North Sails founder Lowell North dies at 89
Lowell North, a two-time Olympic medalist who also founded one of the world’s premier sailmakers, died June 2 at home in San Diego. He was 89.
His death came a day after suffering a stroke, according to published reports.
North began sailing competitively as a teenager, around the same time he began experimenting with sail designs. He proved adept at both, drawing the attention of Malin Burnham, who in 1945 invited North to crew during the Star World Championship that the pair went on to win.
North won bronze for the U.S. in the 1964 Olympics in Tokyo, and four years later he was a gold medalist in the Star class in the Mexico City games.
North took gold four times in the Star World Championships, and earned silver five times in addition to two bronze medals.
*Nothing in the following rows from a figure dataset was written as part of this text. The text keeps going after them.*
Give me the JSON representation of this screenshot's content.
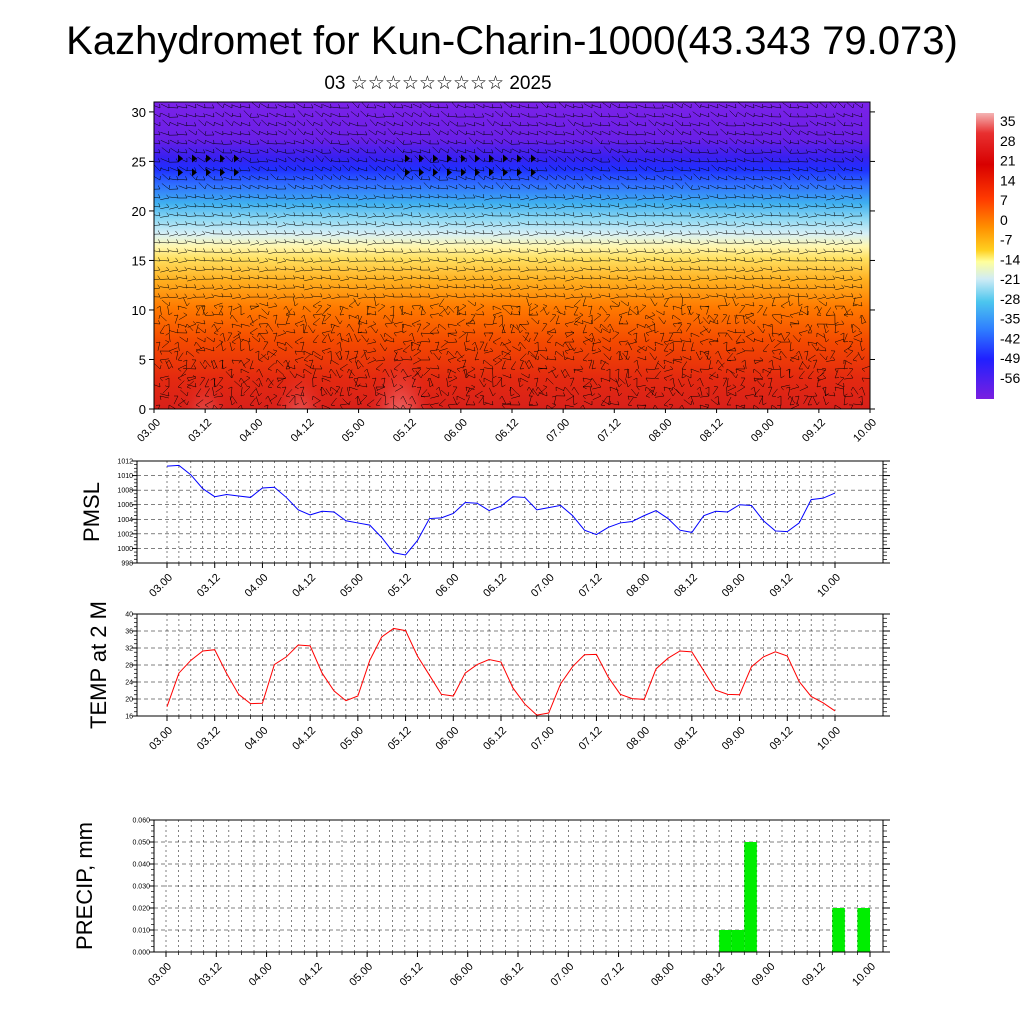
{
  "title": "Kazhydromet for Kun-Charin-1000(43.343 79.073)",
  "subtitle": "03 ☆☆☆☆☆☆☆☆☆ 2025",
  "time_labels": [
    "03.00",
    "03.12",
    "04.00",
    "04.12",
    "05.00",
    "05.12",
    "06.00",
    "06.12",
    "07.00",
    "07.12",
    "08.00",
    "08.12",
    "09.00",
    "09.12",
    "10.00"
  ],
  "colorbar": {
    "labels": [
      "35",
      "28",
      "21",
      "14",
      "7",
      "0",
      "-7",
      "-14",
      "-21",
      "-28",
      "-35",
      "-42",
      "-49",
      "-56"
    ]
  },
  "chart_data": [
    {
      "type": "heatmap",
      "name": "cross-section",
      "ylim": [
        0,
        31
      ],
      "yticks": [
        0,
        5,
        10,
        15,
        20,
        25,
        30
      ],
      "x": [
        "03.00",
        "03.12",
        "04.00",
        "04.12",
        "05.00",
        "05.12",
        "06.00",
        "06.12",
        "07.00",
        "07.12",
        "08.00",
        "08.12",
        "09.00",
        "09.12",
        "10.00"
      ],
      "colormap": [
        "#7a1fe0",
        "#2020ff",
        "#2e7bff",
        "#4cc6ee",
        "#d0ecf5",
        "#ffff9c",
        "#ffd020",
        "#ff9000",
        "#ff3000",
        "#e00000",
        "#f0a0a0"
      ],
      "levels": [
        -56,
        35
      ]
    },
    {
      "type": "line",
      "name": "PMSL",
      "ylabel": "PMSL",
      "ylim": [
        998,
        1012
      ],
      "yticks": [
        998,
        1000,
        1002,
        1004,
        1006,
        1008,
        1010,
        1012
      ],
      "color": "#0000ff",
      "x_step_hours": 3,
      "values": [
        1011.3,
        1011.4,
        1010.1,
        1008.2,
        1007.1,
        1007.4,
        1007.2,
        1007.0,
        1008.3,
        1008.4,
        1007.0,
        1005.3,
        1004.6,
        1005.1,
        1005.0,
        1003.8,
        1003.5,
        1003.2,
        1001.5,
        999.4,
        999.1,
        1001.1,
        1004.1,
        1004.2,
        1004.8,
        1006.3,
        1006.2,
        1005.2,
        1005.8,
        1007.1,
        1007.0,
        1005.3,
        1005.6,
        1005.9,
        1004.5,
        1002.5,
        1001.9,
        1002.9,
        1003.5,
        1003.7,
        1004.5,
        1005.2,
        1004.1,
        1002.5,
        1002.2,
        1004.5,
        1005.1,
        1005.0,
        1006.0,
        1005.9,
        1003.8,
        1002.4,
        1002.3,
        1003.5,
        1006.7,
        1006.9,
        1007.6
      ]
    },
    {
      "type": "line",
      "name": "TEMP at 2 M",
      "ylabel": "TEMP at 2 M",
      "ylim": [
        16,
        40
      ],
      "yticks": [
        16,
        20,
        24,
        28,
        32,
        36,
        40
      ],
      "color": "#ff0000",
      "x_step_hours": 3,
      "values": [
        18.2,
        26.1,
        29.1,
        31.3,
        31.6,
        26.0,
        21.1,
        18.9,
        19.0,
        28.1,
        29.9,
        32.7,
        32.5,
        26.1,
        21.9,
        19.6,
        20.7,
        29.1,
        34.6,
        36.6,
        36.1,
        30.1,
        25.6,
        21.1,
        20.7,
        26.1,
        28.1,
        29.3,
        28.7,
        22.6,
        18.8,
        16.2,
        16.7,
        23.6,
        27.6,
        30.4,
        30.5,
        25.1,
        21.1,
        20.1,
        19.9,
        27.1,
        29.6,
        31.3,
        31.1,
        26.6,
        22.1,
        21.1,
        21.0,
        27.6,
        29.9,
        31.1,
        30.1,
        24.1,
        20.6,
        19.1,
        17.2
      ]
    },
    {
      "type": "bar",
      "name": "precipitation",
      "ylabel": "PRECIP, mm",
      "ylim": [
        0,
        0.06
      ],
      "yticks": [
        "0.000",
        "0.010",
        "0.020",
        "0.030",
        "0.040",
        "0.050",
        "0.060"
      ],
      "color": "#00ee00",
      "x_step_hours": 3,
      "values": [
        0,
        0,
        0,
        0,
        0,
        0,
        0,
        0,
        0,
        0,
        0,
        0,
        0,
        0,
        0,
        0,
        0,
        0,
        0,
        0,
        0,
        0,
        0,
        0,
        0,
        0,
        0,
        0,
        0,
        0,
        0,
        0,
        0,
        0,
        0,
        0,
        0,
        0,
        0,
        0,
        0,
        0,
        0,
        0,
        0.01,
        0.01,
        0.05,
        0,
        0,
        0,
        0,
        0,
        0,
        0.02,
        0,
        0.02
      ]
    }
  ]
}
He also competed in the 1977 America’s Cup Defender Series as skipper of the 12-meter yacht Enterprise.
In 1957, North left a career as an aerospace engineer and founded North Sails in San Diego. It quickly became a pioneer in sail design and sailcloth, and an outfitter to some of the world’s best sailors. He sold the company three decades later. North Sails, now based in Connecticut, remains a world leader in advanced sail design.
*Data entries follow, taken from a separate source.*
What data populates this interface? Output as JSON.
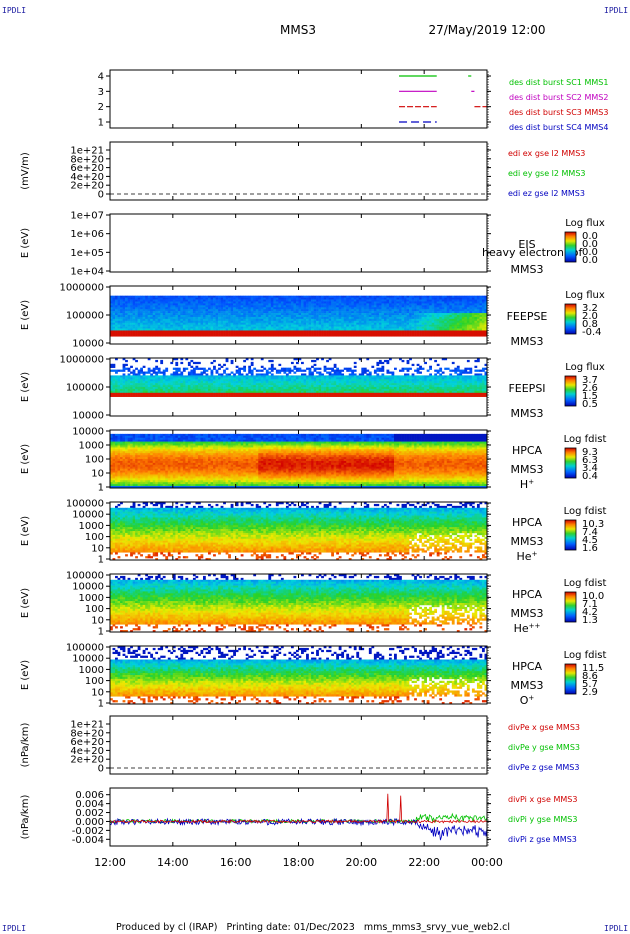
{
  "header": {
    "corner_tl": "IPDLI",
    "corner_tr": "IPDLI",
    "corner_bl": "IPDLI",
    "corner_br": "IPDLI",
    "mission": "MMS3",
    "datetime": "27/May/2019 12:00"
  },
  "footer": {
    "text": "Produced by cl (IRAP)   Printing date: 01/Dec/2023   mms_mms3_srvy_vue_web2.cl"
  },
  "chart_data": {
    "type": "multi-panel",
    "x_ticks": [
      "12:00",
      "14:00",
      "16:00",
      "18:00",
      "20:00",
      "22:00",
      "00:00"
    ],
    "x_range_hours": [
      0,
      12
    ],
    "panels": [
      {
        "id": "burst",
        "type": "line",
        "yticks": [
          "4",
          "3",
          "2",
          "1"
        ],
        "series": [
          {
            "name": "des dist burst SC1 MMS1",
            "color": "#00c000",
            "level": 4,
            "intervals_hours": [
              [
                9.2,
                10.4
              ],
              [
                11.4,
                11.5
              ]
            ]
          },
          {
            "name": "des dist burst SC2 MMS2",
            "color": "#c000c0",
            "level": 3,
            "intervals_hours": [
              [
                9.2,
                10.4
              ],
              [
                11.5,
                11.6
              ]
            ]
          },
          {
            "name": "des dist burst SC3 MMS3",
            "color": "#d00000",
            "level": 2,
            "intervals_hours": [
              [
                9.2,
                10.4
              ],
              [
                11.6,
                12.0
              ]
            ]
          },
          {
            "name": "des dist burst SC4 MMS4",
            "color": "#0000c0",
            "level": 1,
            "intervals_hours": [
              [
                9.2,
                10.4
              ]
            ]
          }
        ]
      },
      {
        "id": "edi",
        "type": "line",
        "ylabel": "(mV/m)",
        "yticks": [
          "1e+21",
          "8e+20",
          "6e+20",
          "4e+20",
          "2e+20",
          "0"
        ],
        "series": [
          {
            "name": "edi ex gse l2 MMS3",
            "color": "#d00000"
          },
          {
            "name": "edi ey gse l2 MMS3",
            "color": "#00c000"
          },
          {
            "name": "edi ez gse l2 MMS3",
            "color": "#0000c0"
          }
        ]
      },
      {
        "id": "eis",
        "type": "heatmap",
        "ylabel": "E (eV)",
        "yticks": [
          "1e+07",
          "1e+06",
          "1e+05",
          "1e+04"
        ],
        "labels": [
          "EIS",
          "MMS3"
        ],
        "overlay_text": "heavy electron tof",
        "cbar_title": "Log flux",
        "cbar_ticks": [
          "0.0",
          "0.0",
          "0.0",
          "0.0"
        ]
      },
      {
        "id": "feepse",
        "type": "heatmap",
        "ylabel": "E (eV)",
        "yticks": [
          "1000000",
          "100000",
          "10000"
        ],
        "labels": [
          "FEEPSE",
          "MMS3"
        ],
        "cbar_title": "Log flux",
        "cbar_ticks": [
          "3.2",
          "2.0",
          "0.8",
          "-0.4"
        ]
      },
      {
        "id": "feepsi",
        "type": "heatmap",
        "ylabel": "E (eV)",
        "yticks": [
          "1000000",
          "100000",
          "10000"
        ],
        "labels": [
          "FEEPSI",
          "MMS3"
        ],
        "cbar_title": "Log flux",
        "cbar_ticks": [
          "3.7",
          "2.6",
          "1.5",
          "0.5"
        ]
      },
      {
        "id": "hpca_h",
        "type": "heatmap",
        "ylabel": "E (eV)",
        "yticks": [
          "10000",
          "1000",
          "100",
          "10",
          "1"
        ],
        "labels": [
          "HPCA",
          "MMS3"
        ],
        "species": "H",
        "species_sup": "+",
        "cbar_title": "Log fdist",
        "cbar_ticks": [
          "9.3",
          "6.3",
          "3.4",
          "0.4"
        ]
      },
      {
        "id": "hpca_he",
        "type": "heatmap",
        "ylabel": "E (eV)",
        "yticks": [
          "100000",
          "10000",
          "1000",
          "100",
          "10",
          "1"
        ],
        "labels": [
          "HPCA",
          "MMS3"
        ],
        "species": "He",
        "species_sup": "+",
        "cbar_title": "Log fdist",
        "cbar_ticks": [
          "10.3",
          "7.4",
          "4.5",
          "1.6"
        ]
      },
      {
        "id": "hpca_hepp",
        "type": "heatmap",
        "ylabel": "E (eV)",
        "yticks": [
          "100000",
          "10000",
          "1000",
          "100",
          "10",
          "1"
        ],
        "labels": [
          "HPCA",
          "MMS3"
        ],
        "species": "He",
        "species_sup": "++",
        "cbar_title": "Log fdist",
        "cbar_ticks": [
          "10.0",
          "7.1",
          "4.2",
          "1.3"
        ]
      },
      {
        "id": "hpca_o",
        "type": "heatmap",
        "ylabel": "E (eV)",
        "yticks": [
          "100000",
          "10000",
          "1000",
          "100",
          "10",
          "1"
        ],
        "labels": [
          "HPCA",
          "MMS3"
        ],
        "species": "O",
        "species_sup": "+",
        "cbar_title": "Log fdist",
        "cbar_ticks": [
          "11.5",
          "8.6",
          "5.7",
          "2.9"
        ]
      },
      {
        "id": "divpe",
        "type": "line",
        "ylabel": "(nPa/km)",
        "yticks": [
          "1e+21",
          "8e+20",
          "6e+20",
          "4e+20",
          "2e+20",
          "0"
        ],
        "series": [
          {
            "name": "divPe x gse MMS3",
            "color": "#d00000"
          },
          {
            "name": "divPe y gse MMS3",
            "color": "#00c000"
          },
          {
            "name": "divPe z gse MMS3",
            "color": "#0000c0"
          }
        ]
      },
      {
        "id": "divpi",
        "type": "line",
        "ylabel": "(nPa/km)",
        "yticks": [
          "0.006",
          "0.004",
          "0.002",
          "0.000",
          "-0.002",
          "-0.004"
        ],
        "ylim": [
          -0.0055,
          0.0075
        ],
        "series": [
          {
            "name": "divPi x gse MMS3",
            "color": "#d00000"
          },
          {
            "name": "divPi y gse MMS3",
            "color": "#00c000"
          },
          {
            "name": "divPi z gse MMS3",
            "color": "#0000c0"
          }
        ]
      }
    ]
  }
}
“I learned to win in the Star by taking a sail apart and putting it back together until it was a little faster,” North recalled, according to North Sails. “Sails then were so poorly designed that practically anything you did made them better. As we won more races, I convinced myself I knew what a fast sail should look like.”
“The shapes that tested faster often were not the ones we thought would be fast,” he added. “We learned quickly we had to leave all preconceptions behind.”
In retirement, North sailed around the world in a cruising yacht. Years later, in 2011, he was inducted into the National Sailing Hall of Fame in Newport.